The deadline for withdrawing all U.S.-led coalition troops from Afghanistan may have to be "re-examined," Afghan President Ashraf Ghani tells
CBS News' "60 Minutes."
"If both parties — or, in this case, multiple partners — have done their best to achieve the objectives and progress is very real, then there should be willingness to re-examine a deadline," Ghani told reporter Lara Logan in an interview to be aired at 7 p.m., ET/PT on Sunday.
Asked by Logan whether President Barack Obama is aware of potentially altering the current withdrawal plan, which is now less than two years away, Ghani replies:
"President Obama knows me. We don't need to tell each other."
He adds that he is uncomfortable with the withdrawal mandate, telling Logan, "Deadlines concentrate the mind. But deadlines should not be dogmas."
Foreign military forces in Afghanistan are expected to leave by the end of 2016, after 13 years of war.

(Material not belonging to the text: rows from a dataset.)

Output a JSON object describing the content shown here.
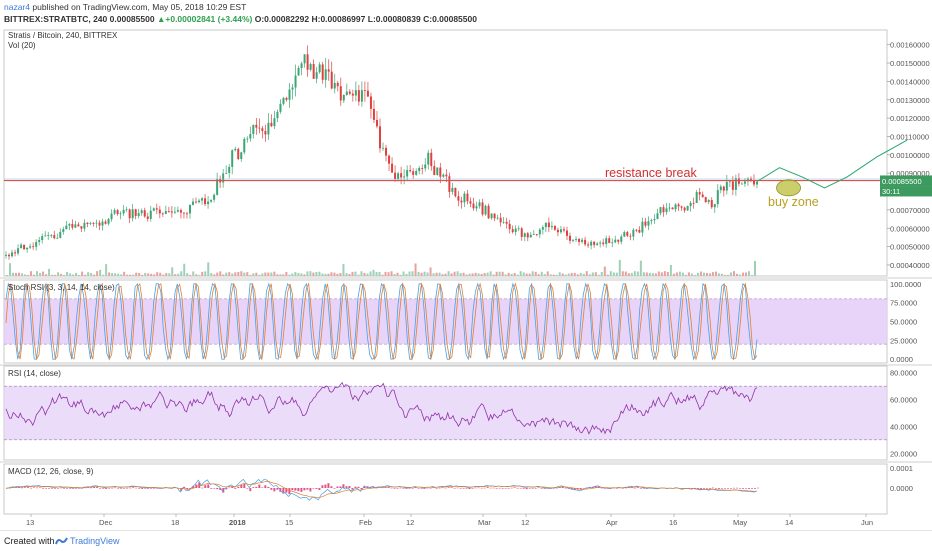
{
  "header": {
    "author": "nazar4",
    "published_text": "published on TradingView.com, May 05, 2018 10:29 EST",
    "symbol": "BITTREX:STRATBTC, 240",
    "last_price": "0.00085500",
    "change": "+0.00002841 (+3.44%)",
    "change_arrow": "▲",
    "ohlc": [
      {
        "label": "O:",
        "value": "0.00082292"
      },
      {
        "label": "H:",
        "value": "0.00086997"
      },
      {
        "label": "L:",
        "value": "0.00080839"
      },
      {
        "label": "C:",
        "value": "0.00085500"
      }
    ]
  },
  "chart_data": [
    {
      "type": "candlestick",
      "title": "Stratis / Bitcoin, 240, BITTREX",
      "volume_label": "Vol (20)",
      "ylim": [
        0.00034,
        0.00168
      ],
      "yticks": [
        "0.00160000",
        "0.00150000",
        "0.00140000",
        "0.00130000",
        "0.00120000",
        "0.00110000",
        "0.00100000",
        "0.00090000",
        "0.00070000",
        "0.00060000",
        "0.00050000",
        "0.00040000"
      ],
      "price_labels": [
        "0.00085500",
        "30:11"
      ],
      "series": [
        {
          "name": "price",
          "x": [
            0,
            3,
            6,
            9,
            12,
            15,
            18,
            21,
            24,
            27,
            30,
            33,
            36,
            39,
            42,
            45,
            48,
            50,
            52,
            54,
            56,
            58,
            60,
            62,
            64,
            66,
            68,
            70,
            72,
            74,
            76,
            78,
            80,
            82,
            84,
            86,
            88,
            90,
            92,
            94,
            96,
            98,
            100
          ],
          "values": [
            0.00045,
            0.00051,
            0.00055,
            0.00062,
            0.00063,
            0.00068,
            0.00067,
            0.00069,
            0.00071,
            0.00075,
            0.00098,
            0.00112,
            0.0012,
            0.0015,
            0.00145,
            0.00128,
            0.00135,
            0.00104,
            0.00088,
            0.0009,
            0.00098,
            0.00088,
            0.00079,
            0.00074,
            0.00069,
            0.00062,
            0.00058,
            0.00055,
            0.00062,
            0.00058,
            0.00052,
            0.00051,
            0.00054,
            0.00055,
            0.00059,
            0.00065,
            0.00071,
            0.00069,
            0.00077,
            0.00073,
            0.00085,
            0.00083,
            0.000855
          ]
        }
      ],
      "resistance_level": 0.00086,
      "projection": {
        "x": [
          100,
          103,
          106,
          109,
          112,
          116,
          120
        ],
        "values": [
          0.000855,
          0.00093,
          0.00088,
          0.00082,
          0.00088,
          0.00099,
          0.00108
        ]
      },
      "annotations": [
        "resistance break",
        "buy zone"
      ]
    },
    {
      "type": "line",
      "title": "Stoch RSI (3, 3, 14, 14, close)",
      "ylim": [
        -5,
        105
      ],
      "yticks": [
        "100.0000",
        "75.0000",
        "50.0000",
        "25.0000",
        "0.0000"
      ],
      "bands": [
        20,
        80
      ]
    },
    {
      "type": "line",
      "title": "RSI (14, close)",
      "ylim": [
        15,
        85
      ],
      "yticks": [
        "80.0000",
        "60.0000",
        "40.0000",
        "20.0000"
      ],
      "bands": [
        30,
        70
      ]
    },
    {
      "type": "line",
      "title": "MACD (12, 26, close, 9)",
      "ylim": [
        -0.00013,
        0.00012
      ],
      "yticks": [
        "0.0001",
        "0.0000"
      ]
    }
  ],
  "x_axis": {
    "labels": [
      "13",
      "Dec",
      "18",
      "2018",
      "15",
      "Feb",
      "12",
      "Mar",
      "12",
      "Apr",
      "16",
      "May",
      "14",
      "Jun"
    ]
  },
  "colors": {
    "up": "#3aa675",
    "down": "#e04040",
    "volume": "#e8a0a0",
    "resistance": "#e05050",
    "projection": "#27a66b",
    "buy_zone_fill": "#b8bf3a",
    "buy_zone_text": "#b8a020",
    "resistance_text": "#d03030",
    "stoch_k": "#4aa0e8",
    "stoch_d": "#e08030",
    "rsi": "#9232a8",
    "band_fill": "#e3cdf7"
  },
  "footer": {
    "created": "Created with",
    "brand": "TradingView"
  }
}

CBS News says that at their peak, coalition forces numbered 140,000 troops, the majority of them U.S. soldiers.
But only 10,000 U.S. soldiers now remain — and they will leave next year as part of Obama's plan to withdraw from Afghanistan by December 2016.
The news program reports that 2014 was the war’s "bloodiest year," with more than 5,000 Afghans from the army and police forces killed.
Gen. John Campbell, commander of the coalition forces in Afghanistan, tells Logan that Afghanistan's military is strong enough to keep a terror group like ISIS from establishing itself.
But there are concerns that al-Qaida and the Taliban, entrenched in Afghanistan for years, could grow.
Campbell says that as long as Afghan troops stay strong, such groups will not pose a threat to the U.S. and more troops will not be needed.
"That's why it's so important that we do build upon the Afghan capacity to keep that pressure on," he tells "60 Minutes."